Interview with Masha Gessen, Russian-American author, journalist, and The New Yorker staff writer.
On Russian Americans supporting Putin:
I think that among Russian émigrés, it’s actually a very specific thing, which is that there have been distinct waves of Russian immigration.
My parents and I came here in 1981 as part of the Jewish immigration. We were fleeing the Soviet Union. My parents made the decision to step into the abyss. They knew nothing about the West or what was going to happen to them here. They thought they would never be able to see their friends and relatives in the Soviet Union. They made this decision to get out of the Soviet Union because it was so important for them to leave the Soviet Union.
People who came here — who were much more numerous — who came here starting in about 1990 and basically through that decade, who I think are the people you’re referring to — they were fleeing the collapse of the empire. They were not running away from the Soviet Union. They were not leaving Russia. They were leaving that sense of extreme instability and uncertainty that was created by the end of the Soviet Union.
So to them, there’s no contradiction between liking Putin, who came in and said, “I’m going to take you back to that imagined stability and predictability of the Soviet Union” — there’s no contradiction between that and what they felt when they were leaving. So I think it’s perfectly logical that they support him.

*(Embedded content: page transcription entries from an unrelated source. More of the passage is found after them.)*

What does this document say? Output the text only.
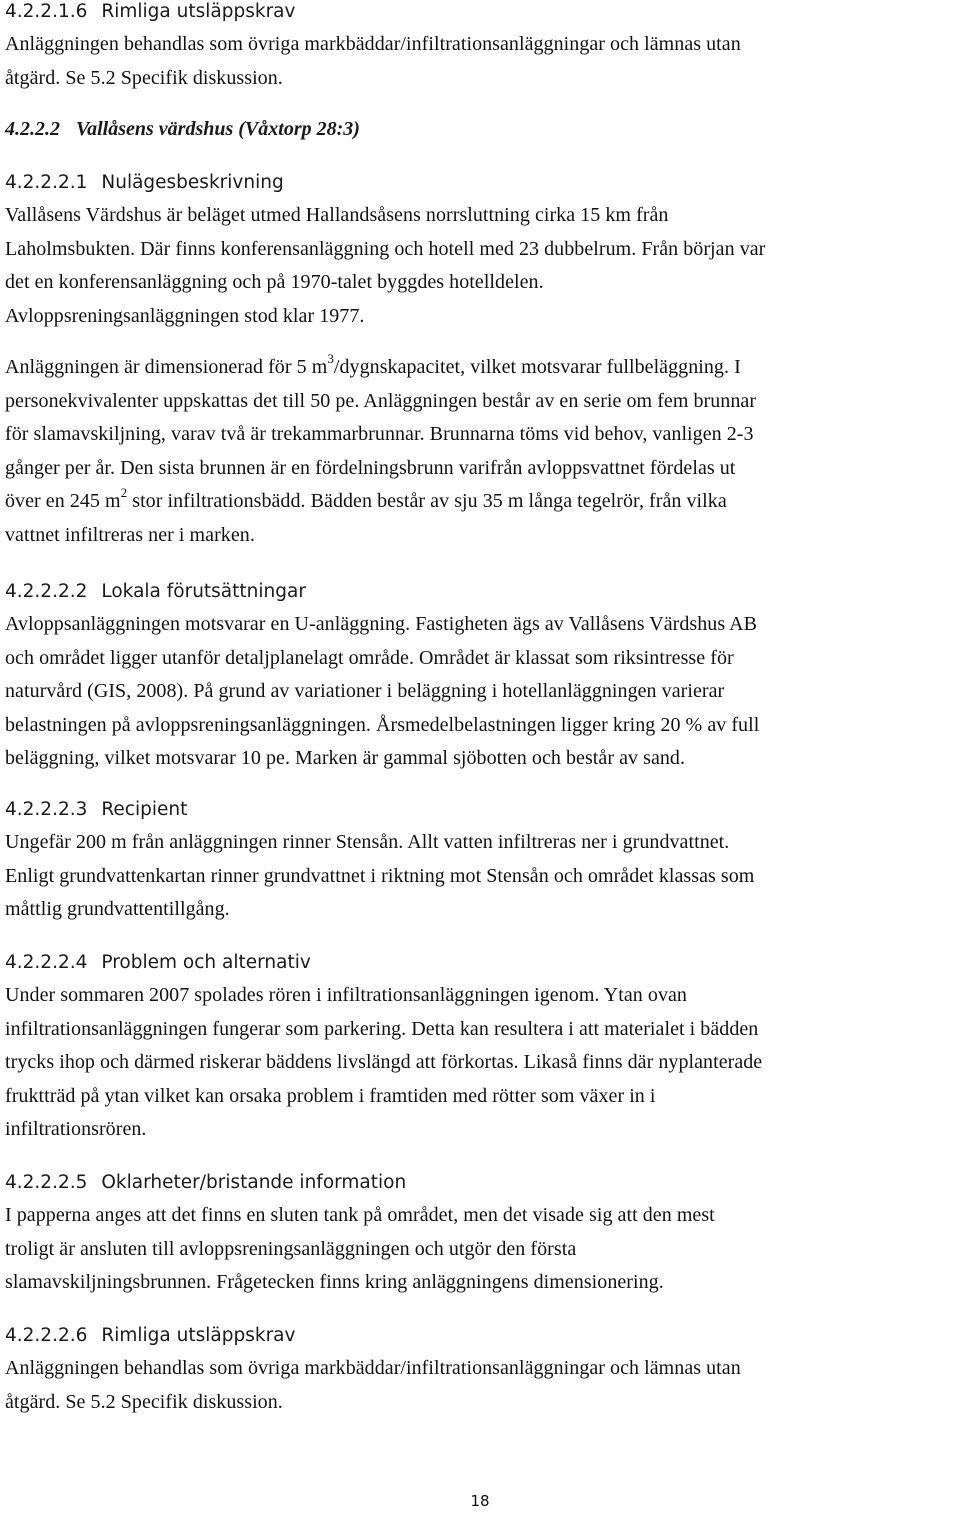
4.2.2.1.6 Rimliga utsläppskrav

Anläggningen behandlas som övriga markbäddar/infiltrationsanläggningar och lämnas utan
åtgärd. Se 5.2 Specifik diskussion.

4.2.2.2 Vallåsens värdshus (Våxtorp 28:3)
4.2.2.2.1 Nulägesbeskrivning

Vallåsens Värdshus är beläget utmed Hallandsåsens norrsluttning cirka 15 km från
Laholmsbukten. Där finns konferensanläggning och hotell med 23 dubbelrum. Från början var
det en konferensanläggning och på 1970-talet byggdes hotelldelen.
Avloppsreningsanläggningen stod klar 1977.

Anläggningen är dimensionerad för 5 $m^3$/dygnskapacitet, vilket motsvarar fullbeläggning. I
personekvivalenter uppskattas det till 50 pe. Anläggningen består av en serie om fem brunnar
för slamavskiljning, varav två är trekammarbrunnar. Brunnarna töms vid behov, vanligen 2-3
gånger per år. Den sista brunnen är en fördelningsbrunn varifrån avloppsvattnet fördelas ut
över en 245 $m^2$ stor infiltrationsbädd. Bädden består av sju 35 m långa tegelrör, från vilka
vattnet infiltreras ner i marken.

4.2.2.2.2 Lokala förutsättningar

Avloppsanläggningen motsvarar en U-anläggning. Fastigheten ägs av Vallåsens Värdshus AB
och området ligger utanför detaljplanelagt område. Området är klassat som riksintresse för
naturvård (GIS, 2008). På grund av variationer i beläggning i hotellanläggningen varierar
belastningen på avloppsreningsanläggningen. Årsmedelbelastningen ligger kring 20 % av full
beläggning, vilket motsvarar 10 pe. Marken är gammal sjöbotten och består av sand.

4.2.2.2.3 Recipient

Ungefär 200 m från anläggningen rinner Stensån. Allt vatten infiltreras ner i grundvattnet.
Enligt grundvattenkartan rinner grundvattnet i riktning mot Stensån och området klassas som
måttlig grundvattentillgång.

4.2.2.2.4 Problem och alternativ

Under sommaren 2007 spolades rören i infiltrationsanläggningen igenom. Ytan ovan
infiltrationsanläggningen fungerar som parkering. Detta kan resultera i att materialet i bädden
trycks ihop och därmed riskerar bäddens livslängd att förkortas. Likaså finns där nyplanterade
fruktträd på ytan vilket kan orsaka problem i framtiden med rötter som växer in i
infiltrationsrören.

4.2.2.2.5 Oklarheter/bristande information

I papperna anges att det finns en sluten tank på området, men det visade sig att den mest
troligt är ansluten till avloppsreningsanläggningen och utgör den första
slamavskiljningsbrunnen. Frågetecken finns kring anläggningens dimensionering.

4.2.2.2.6 Rimliga utsläppskrav

Anläggningen behandlas som övriga markbäddar/infiltrationsanläggningar och lämnas utan
åtgärd. Se 5.2 Specifik diskussion.

18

On fall of GDP per capita in Russia and totalitarianism:
Poverty and scarcity are actually very good for totalitarian societies. They maintain that sense of mobilization that’s essential for totalitarian societies.
This is actually not my idea, but I think it has a lot of merit, this idea that the mass protests in Russia that we saw in 2011, 2012 were partly a function of prosperity. People lived well enough that they had the luxury of demanding good governance. When you’re constantly worried about your survival, you do not actually engage proactively in politics.
On a stereotyped strong Russian women:
Where does that come from? I think that comes from life. Look, part of the Soviet experiment was this very strange gender-equality ideology. Strange because it was an enforced ideology. It was top-down. Women were almost equally represented in the workforce to men.
But of course, at home, they also did all the housework. Housework in the Soviet Union was not doing housework in the United States. It was washing clothes by hand, often in a communal bathroom or a communal bathhouse. It was cooking in a communal kitchen. It was getting food products in conditions of extreme shortages.
It was like this constant battle for survival and for the survival of one’s family. I think that that made women strong, productive, and created a kind of matriarchal family that wouldn’t exist if women weren’t also breadwinners on par with men.
On smiling in Russia:
I think that there’s a kind of grumpy and dark culture in Russia. Russians certainly have a lot of discernment in the fine shades of misery. If you ask a Russian how they are, they will not cheerfully respond by saying they’re great. If they’re miserable, they might actually share that with you in some detail.
There’s no shame in being miserable in Russia. There’s, in fact, a lot of validation. Read a Russian novel. You’ll find it all in there. We really are connoisseurs of depression.